Outdoor advertising, historically a favorite for smaller-budget non-profit institutions, managed a 5.9% increase over Q1 of last year.


As the problems continue to mount for for-profit institutions and with the continuing economic squeeze facing non-profits, we look for the trends that became evident in the first quarter to continue for the remainder of 2014. As a result, non-profit ad spending in 2014 may overtake for-profit investments for the first time ever.

* Advertising data source is Kantar Media, which includes paid advertising appearing in media platforms being tracked in 210 U.S. DMA’s. Data does not include marketing salaries, admissions/sales salaries and costs, direct marketing, social media, website development/content, PR, publications, promotions, or equipment/operating costs. Data includes internet display ads, excluding social media advertising, search-word advertising, proprietary sponsorships, video advertising, and Spotify/Pandora ads. In some smaller markets and rural areas, advertising placements may not be comprehensively reported.

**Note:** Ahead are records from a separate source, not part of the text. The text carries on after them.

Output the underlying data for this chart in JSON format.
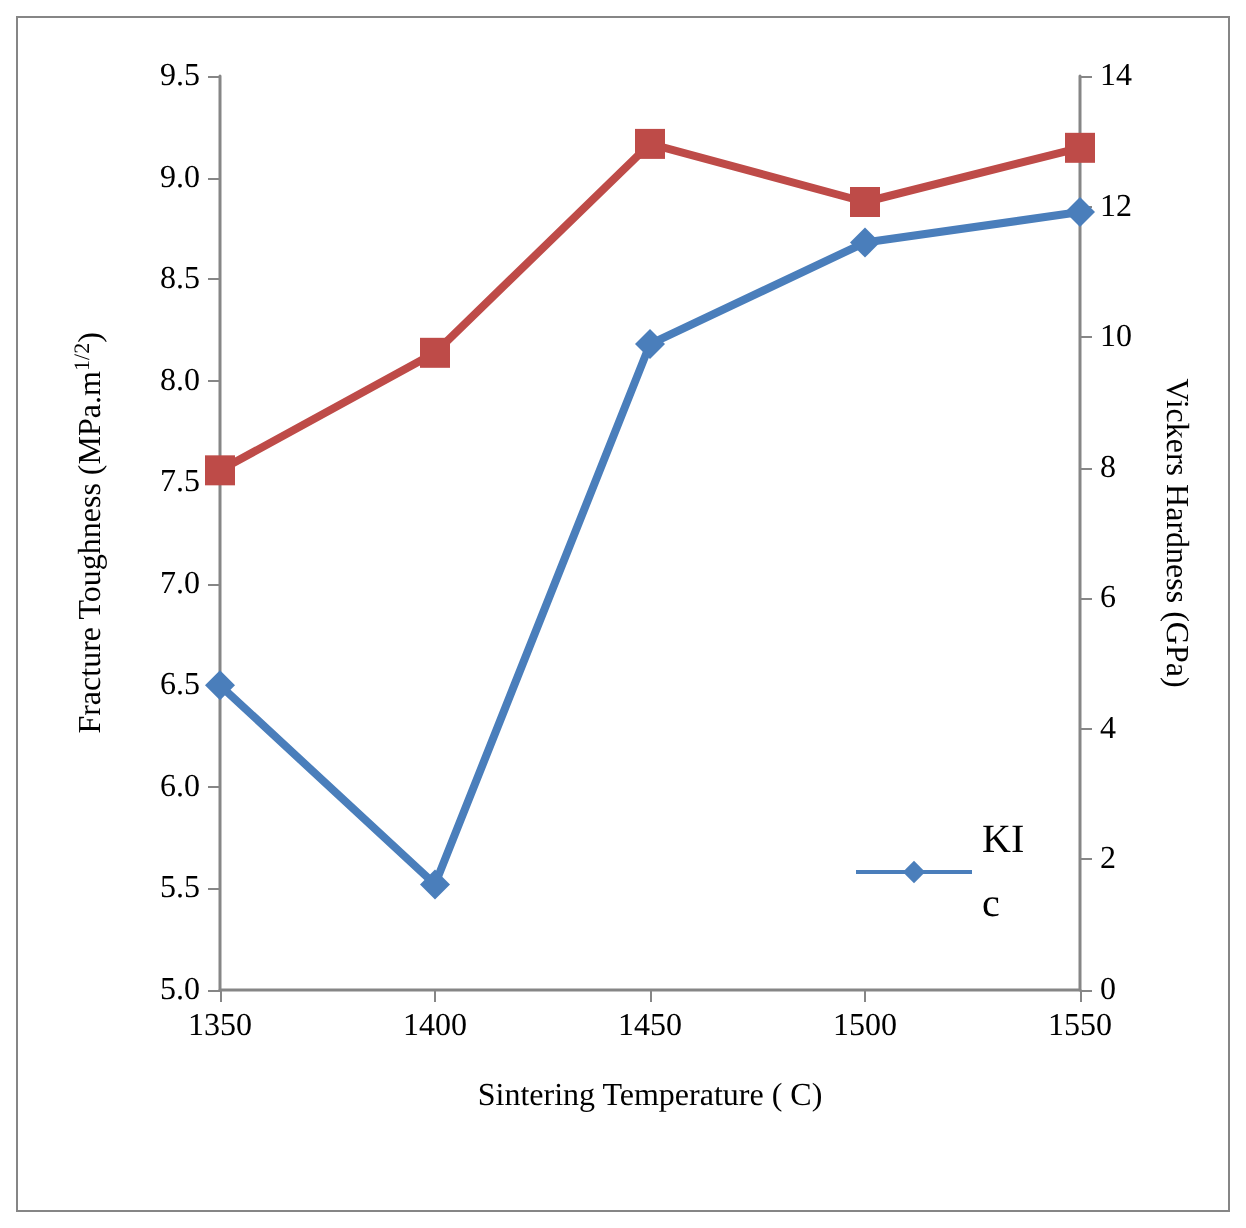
{
  "chart_data": {
    "type": "line",
    "xlabel": "Sintering Temperature ( C)",
    "ylabel": "Fracture Toughness (MPa.m$^{1/2}$)",
    "y2label": "Vickers Hardness (GPa)",
    "x": [
      1350,
      1400,
      1450,
      1500,
      1550
    ],
    "series": [
      {
        "name": "KIc",
        "color": "#4a7ebb",
        "marker": "diamond",
        "values": [
          6.5,
          5.52,
          8.18,
          8.68,
          8.83
        ]
      },
      {
        "color": "#be4b48",
        "marker": "square",
        "axis": "y2",
        "values": [
          7.96,
          9.76,
          12.96,
          12.07,
          12.9
        ]
      }
    ],
    "xlim": [
      1350,
      1550
    ],
    "xticks": [
      1350,
      1400,
      1450,
      1500,
      1550
    ],
    "ylim": [
      5.0,
      9.5
    ],
    "yticks": [
      {
        "value": 5.0,
        "label": "5.0"
      },
      {
        "value": 5.5,
        "label": "5.5"
      },
      {
        "value": 6.0,
        "label": "6.0"
      },
      {
        "value": 6.5,
        "label": "6.5"
      },
      {
        "value": 7.0,
        "label": "7.0"
      },
      {
        "value": 7.5,
        "label": "7.5"
      },
      {
        "value": 8.0,
        "label": "8.0"
      },
      {
        "value": 8.5,
        "label": "8.5"
      },
      {
        "value": 9.0,
        "label": "9.0"
      },
      {
        "value": 9.5,
        "label": "9.5"
      }
    ],
    "y2lim": [
      0,
      14
    ],
    "y2ticks": [
      0,
      2,
      4,
      6,
      8,
      10,
      12,
      14
    ],
    "grid": false,
    "legend": "right",
    "line_style": "solid"
  }
}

2 Replies to “For-profit Ad Spending Tanks, Non-profits Grow”

  1. Hello,
    I’m doing some research at the moment on US marketing spend and found this article very interesting. Do you have similar information for any other years? I’d be really interested to look at how things have changed. My email address is, it’d be great if you could get in touch.

  2. Thank you for this report! You mention that “Internet Display advertising … figures refer to banner ads only and do not include Search Word, social media (such as Facebook), video spots, or the growing Spotify/Pandora marketplace.”

    So, I’m wondering where in this chart Search, Social Media, Video and other online options are represented?